Гончарова и Матышина поддерживает другой инвалид: «Мы защищали Родину не для того, чтобы нас выгоняли... С политической точки зрения [если] он ничуть не идет навстречу пострадавшему человеку, значит, ему не нравится, что мы защищали родину, очевидно, ему не нравится советская власть», потому что он «не хочет выполнять приказы                    т. Сталина о помощи инвалидам Отечественной войны» [цит. по: 23, с. 35]. В этом случае еще более явственно противопоставление «истинной власти» в лице вождя чиновникам – «врагам народа», против которых боролся товарищ Сталин.

Бесконечная вера во всемогущую власть в Москве приводила к тому, что любое внимание со стороны верховной власти воспринималось нетрудоспособными в Сибири чуть ли не как персональная связь с ее представителями.            63-летняя Елизавета Ковригина с инвалидностью обратилась с письмом к «высокому военному начальству», которое наградило ее сына высокой правительственной наградой. Пожилая женщина получила поздравительную телеграмму и решила, что в Кремле рассмотрят ее жалобу: «...Горжусь своим сыном, я его мать... Мой сын имеет четыре ордена, но я мать-старуха, живу, и мне нет никакой помощи... Местная власть сельсовета не обращает внимания на нас... Смеются, что твой сын каких-то там навесил наград, а ты [за это] хочешь пособие получать – нет, говорят... Прошу вас – немножко осадите их, чтобы они нас, старух, не раздражали и... чтоб посодействовали мне» [24, л. 96].

26-летний инвалид С.Г. Павлишин в своих многочисленных письмах заведующей краевым отделом социального обеспечения Левиной писал, что он патриот, потому что «честно выполнил долг перед родным народом, отдал все, что требует Родина», и когда что-либо просил в крайсобесе, непременно добавлял: «просим вас сжалиться над нашей жизнью, как патриотов, как самых настоящих коммунистов»; «прошу вас, как патриота нашей Родины, помочь мне»; «Советское правительство я почитаю семьей, матерью и отцом». Когда ему удавалось что-то получить, то на смену высказываниям «мне очень тяжело проводить длительные дни», «горе и мучения и беда, которая одолела меня и мою молодую жизнь» приходят высказывания: «Мы радуемся, сами не знаем, чему», «я не беспокоюсь, что я не вижу, я живу с милыми, родными патриотами страны, которые меня не забывают» [цит. по: 25,                   с. 102].

Итак, недостатки в реализации государственной социальной политики в отношении нетрудоспособных вызывали непременную ответную реакцию инвалидов.
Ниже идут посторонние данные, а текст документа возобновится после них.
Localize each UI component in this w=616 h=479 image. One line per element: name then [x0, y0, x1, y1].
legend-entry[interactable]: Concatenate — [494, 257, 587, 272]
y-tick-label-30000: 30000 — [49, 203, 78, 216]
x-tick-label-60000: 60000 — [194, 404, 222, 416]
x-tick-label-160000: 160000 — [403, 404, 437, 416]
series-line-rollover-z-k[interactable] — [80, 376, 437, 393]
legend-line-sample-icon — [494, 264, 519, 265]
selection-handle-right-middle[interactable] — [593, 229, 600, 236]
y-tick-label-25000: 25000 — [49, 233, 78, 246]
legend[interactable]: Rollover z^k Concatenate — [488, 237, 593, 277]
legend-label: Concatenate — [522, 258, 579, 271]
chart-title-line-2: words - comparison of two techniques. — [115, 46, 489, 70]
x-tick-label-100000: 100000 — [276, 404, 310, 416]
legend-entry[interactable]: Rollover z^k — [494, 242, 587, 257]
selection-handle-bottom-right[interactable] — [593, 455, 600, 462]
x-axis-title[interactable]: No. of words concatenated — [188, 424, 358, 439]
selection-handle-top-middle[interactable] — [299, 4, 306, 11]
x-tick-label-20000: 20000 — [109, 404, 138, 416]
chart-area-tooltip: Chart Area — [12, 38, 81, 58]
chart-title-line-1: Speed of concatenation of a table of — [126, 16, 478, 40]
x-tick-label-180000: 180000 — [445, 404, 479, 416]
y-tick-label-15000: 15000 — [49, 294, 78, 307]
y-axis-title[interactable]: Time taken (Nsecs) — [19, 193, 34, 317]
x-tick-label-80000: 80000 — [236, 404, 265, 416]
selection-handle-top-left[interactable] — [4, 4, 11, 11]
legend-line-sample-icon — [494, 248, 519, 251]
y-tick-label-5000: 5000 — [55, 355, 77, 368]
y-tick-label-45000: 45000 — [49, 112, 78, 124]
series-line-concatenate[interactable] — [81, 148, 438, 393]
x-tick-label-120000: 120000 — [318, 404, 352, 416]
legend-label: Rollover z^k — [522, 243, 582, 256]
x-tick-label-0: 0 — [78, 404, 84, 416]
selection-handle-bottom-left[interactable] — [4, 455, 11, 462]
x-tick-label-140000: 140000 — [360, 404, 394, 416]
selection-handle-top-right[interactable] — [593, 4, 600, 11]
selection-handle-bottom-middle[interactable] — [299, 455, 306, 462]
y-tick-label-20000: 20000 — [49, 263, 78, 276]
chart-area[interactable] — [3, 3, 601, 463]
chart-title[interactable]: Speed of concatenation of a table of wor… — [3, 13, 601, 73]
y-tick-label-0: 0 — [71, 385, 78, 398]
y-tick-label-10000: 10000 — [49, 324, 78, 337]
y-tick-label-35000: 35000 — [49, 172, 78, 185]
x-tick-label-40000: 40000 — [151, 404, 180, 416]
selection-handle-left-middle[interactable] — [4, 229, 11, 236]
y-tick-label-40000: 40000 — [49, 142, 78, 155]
Они были убеждены в том, что они уже были вовлечены в политику в виде участия в войне и получили травматический опыт, который останется с ними навсегда, инвалиды полагали, что государство, которое они защищали, теперь обязано защитить их, в том числе от себя самого в лице нерадивых местных чиновников. Инвалиды пытались влиять на власть, отстаивая свои повседневные интересы. Они предпринимали аффективные социальные действия в виде регулярных жалоб во все инстанции, исходя из деформированного сверхсубъективного представления о том, что главным приоритетом государственной политики должна быть забота об инвалидах. Полагая, что они заслужили особое к себе отношение, они превращали представление о повышенном внимании к ним со стороны власти в социальную норму.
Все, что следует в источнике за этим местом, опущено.